The Weierstrass function is defined as: $$\wp(z) = \frac{1}{z^2}+ {\sum\limits_{\omega\in\Gamma'}} \left (\frac{1}{(z-\omega)^2}-\frac{1}{\omega^2}\right).$$
Fix $r>0$. For $\left|z\right| \leq r,$ we split the sum in two parts: \begin{align} \wp(z) = \frac{1}{z^2}+{\sum_{\substack{\omega\in\Gamma', \\ \left|\omega \right|\leq 2r}}} \left (\frac{1}{(z-\omega)^2}-\frac{1}{\omega^2}\right) + {\sum_{\substack{\omega\in\Gamma', \\ \left|\omega \right|>2r}}} \left (\frac{1}{(z-\omega)^2}-\frac{1}{\omega^2}\right). \end{align} Clearly $z=0$ is a pole of $\wp$. Also, the first part of the summation meromorphic function. Now we will show that the second part of the summation is bounded above and therefore cannot have any pole. Note that $$ \frac{1}{(z-\omega)^2}-\frac{1}{\omega^2} = \frac{z(2\omega - z)}{\omega^2 \left(z-w\right)^2}. $$ Assuming $\left|\omega\right| > 2\left|z\right|$, $$\left| 2\omega - z \right| \leq \left| 2\omega \right| + \left| z \right| < \frac{5}{2}\left| \omega \right|,$$ $$ \left| z-\omega \right| \geq \left| \omega \right| - \left| z \right| > \frac{\left| \omega \right|}{2}.$$ This implies $$ \left| \dfrac{1}{(z-\omega)^2}-\dfrac{1}{\omega^2} \right| \leq \dfrac{\left| z \right| \times \dfrac{5}{2} \left| \omega \right|}{\left| \omega \right|^2 \times \dfrac{\left| \omega \right|^2}{4}} = \dfrac{10\left|z\right|}{\left|\omega\right|^3} \leq \dfrac{10r}{\left|\omega\right|^3}$$
We know that $\sum \frac{1}{\omega^3} < \infty$. Hence $\wp$ is a meromorphic function in $|z|\leq r$.

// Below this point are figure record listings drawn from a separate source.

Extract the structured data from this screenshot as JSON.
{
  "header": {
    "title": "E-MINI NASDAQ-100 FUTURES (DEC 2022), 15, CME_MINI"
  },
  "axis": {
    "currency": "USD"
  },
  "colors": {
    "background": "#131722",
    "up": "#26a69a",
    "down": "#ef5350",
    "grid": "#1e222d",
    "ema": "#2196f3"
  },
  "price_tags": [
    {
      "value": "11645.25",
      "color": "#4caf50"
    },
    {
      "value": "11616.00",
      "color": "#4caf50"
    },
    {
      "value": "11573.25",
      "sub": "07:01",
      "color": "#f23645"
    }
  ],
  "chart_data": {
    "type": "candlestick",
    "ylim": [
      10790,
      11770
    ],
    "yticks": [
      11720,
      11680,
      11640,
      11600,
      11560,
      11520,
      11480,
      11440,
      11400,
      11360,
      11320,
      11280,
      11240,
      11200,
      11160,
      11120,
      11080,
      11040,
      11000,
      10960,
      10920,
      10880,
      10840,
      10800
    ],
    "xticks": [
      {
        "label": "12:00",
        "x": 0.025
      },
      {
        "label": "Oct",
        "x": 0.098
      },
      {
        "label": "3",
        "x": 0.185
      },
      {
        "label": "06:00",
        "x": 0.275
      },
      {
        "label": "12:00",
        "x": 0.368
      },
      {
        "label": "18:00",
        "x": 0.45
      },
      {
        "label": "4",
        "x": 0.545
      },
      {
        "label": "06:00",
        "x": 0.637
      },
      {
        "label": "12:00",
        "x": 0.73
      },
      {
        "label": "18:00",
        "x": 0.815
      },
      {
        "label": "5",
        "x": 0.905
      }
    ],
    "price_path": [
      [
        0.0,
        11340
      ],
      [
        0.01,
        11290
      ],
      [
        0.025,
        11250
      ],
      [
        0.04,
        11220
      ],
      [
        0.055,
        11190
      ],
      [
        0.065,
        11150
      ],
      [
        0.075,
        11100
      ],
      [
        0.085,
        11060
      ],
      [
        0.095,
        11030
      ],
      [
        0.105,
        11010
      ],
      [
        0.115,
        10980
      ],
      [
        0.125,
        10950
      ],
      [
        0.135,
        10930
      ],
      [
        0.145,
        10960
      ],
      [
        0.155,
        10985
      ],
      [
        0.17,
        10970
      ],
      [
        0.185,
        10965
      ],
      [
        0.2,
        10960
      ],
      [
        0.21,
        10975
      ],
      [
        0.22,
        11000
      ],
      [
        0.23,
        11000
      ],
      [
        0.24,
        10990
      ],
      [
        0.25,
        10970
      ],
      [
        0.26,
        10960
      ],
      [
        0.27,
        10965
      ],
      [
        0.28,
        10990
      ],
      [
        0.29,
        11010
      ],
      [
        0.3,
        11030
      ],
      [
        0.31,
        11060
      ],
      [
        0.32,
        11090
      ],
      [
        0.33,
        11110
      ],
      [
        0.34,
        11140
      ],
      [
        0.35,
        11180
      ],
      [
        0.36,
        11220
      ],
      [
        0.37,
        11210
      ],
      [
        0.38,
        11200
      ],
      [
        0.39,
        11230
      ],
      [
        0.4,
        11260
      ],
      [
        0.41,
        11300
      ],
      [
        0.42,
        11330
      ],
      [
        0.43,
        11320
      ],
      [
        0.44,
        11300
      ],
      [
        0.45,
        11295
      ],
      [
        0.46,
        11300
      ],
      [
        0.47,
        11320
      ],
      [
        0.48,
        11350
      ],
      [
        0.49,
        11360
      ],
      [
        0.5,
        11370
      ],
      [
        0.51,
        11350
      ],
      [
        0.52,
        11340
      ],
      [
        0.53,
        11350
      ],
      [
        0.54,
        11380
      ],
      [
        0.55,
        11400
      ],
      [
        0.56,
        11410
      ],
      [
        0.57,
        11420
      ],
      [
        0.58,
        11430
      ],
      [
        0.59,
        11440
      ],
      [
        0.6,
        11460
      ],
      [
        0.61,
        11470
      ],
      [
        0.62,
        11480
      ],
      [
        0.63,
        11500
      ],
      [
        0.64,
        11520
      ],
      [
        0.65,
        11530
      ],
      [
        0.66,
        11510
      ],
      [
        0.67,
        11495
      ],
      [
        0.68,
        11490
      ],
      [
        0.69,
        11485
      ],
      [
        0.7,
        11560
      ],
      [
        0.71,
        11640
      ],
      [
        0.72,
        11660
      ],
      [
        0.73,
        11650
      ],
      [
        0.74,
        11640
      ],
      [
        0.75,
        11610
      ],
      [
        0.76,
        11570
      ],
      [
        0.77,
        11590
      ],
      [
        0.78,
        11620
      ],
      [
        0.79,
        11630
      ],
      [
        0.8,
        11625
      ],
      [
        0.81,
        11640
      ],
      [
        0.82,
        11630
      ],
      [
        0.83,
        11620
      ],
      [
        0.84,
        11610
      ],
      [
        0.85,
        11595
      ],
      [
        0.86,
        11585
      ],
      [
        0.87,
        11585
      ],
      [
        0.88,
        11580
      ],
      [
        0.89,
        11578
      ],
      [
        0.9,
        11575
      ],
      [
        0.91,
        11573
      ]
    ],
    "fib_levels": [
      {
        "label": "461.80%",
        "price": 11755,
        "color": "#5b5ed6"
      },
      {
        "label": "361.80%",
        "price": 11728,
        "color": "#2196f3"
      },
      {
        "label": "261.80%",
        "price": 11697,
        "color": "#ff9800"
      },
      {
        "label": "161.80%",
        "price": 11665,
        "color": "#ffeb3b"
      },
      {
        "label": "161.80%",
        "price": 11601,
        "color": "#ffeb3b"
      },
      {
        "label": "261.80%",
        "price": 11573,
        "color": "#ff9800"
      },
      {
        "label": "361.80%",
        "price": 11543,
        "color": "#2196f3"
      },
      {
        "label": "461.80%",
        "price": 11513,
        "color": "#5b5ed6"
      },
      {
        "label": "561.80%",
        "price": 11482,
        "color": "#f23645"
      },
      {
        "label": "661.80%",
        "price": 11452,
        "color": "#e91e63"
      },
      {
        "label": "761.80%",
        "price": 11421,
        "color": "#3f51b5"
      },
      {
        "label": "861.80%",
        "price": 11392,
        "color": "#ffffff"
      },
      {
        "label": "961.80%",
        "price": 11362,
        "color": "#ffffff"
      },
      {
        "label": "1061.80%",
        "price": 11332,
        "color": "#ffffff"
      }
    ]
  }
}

Now how to show that $\wp$ is meromorphic in $\mathbb{C}$?
I have seen some proofs and I am not able to understand how do they proceed after this step.
For completeness sake, although the question is from years ago, I'll comment what I think is the missing piece in OP's answer.
OP's proof shows the uniform convergence of the function in every disk centered in $0$. What's left to say is that if a function converges uniformly in every compact of an open set then you have a meromorphic function in that set. Given that you have uniform convergence in a set of compacts covering the whole plane (the disks of radius $r$ in this case), you have uniform convergence in every compact just by taking some disk covering it.
Worth mention that this whole process is basically the path to proof Mittag-Lefler theorem via Runge's theorem in an open subset of the complex plane. In this theorem you take some Laurent tails on some discrete set of points and you want to build a meromorphic function. To put it another way, this theorem proofs the existence of a meromorphic function exactly with the poles you want. For that aim, you'd like to use the sum of these tails (called principal parts) in some way so you take an increasing sequence of compacts covering the open set. In each compact, you'd like to take the sum of the principal parts holomorphic in that compact minus some rational function sufficiently close to get uniform convergence (the existence of this rational function is guaranteed by Runge's theorem and in OP's case it's enough with the first term of the Taylor polynomial).
Then in each compact some you separate the function in two parts, just as OP did: one holomorphic which converges uniformly and the meromorphic which is just a finite sum of poles. So your function is a meromorphic function in the compact. The function is meromorphic in every compact of the sequence so it's meromorphic in the whole domain.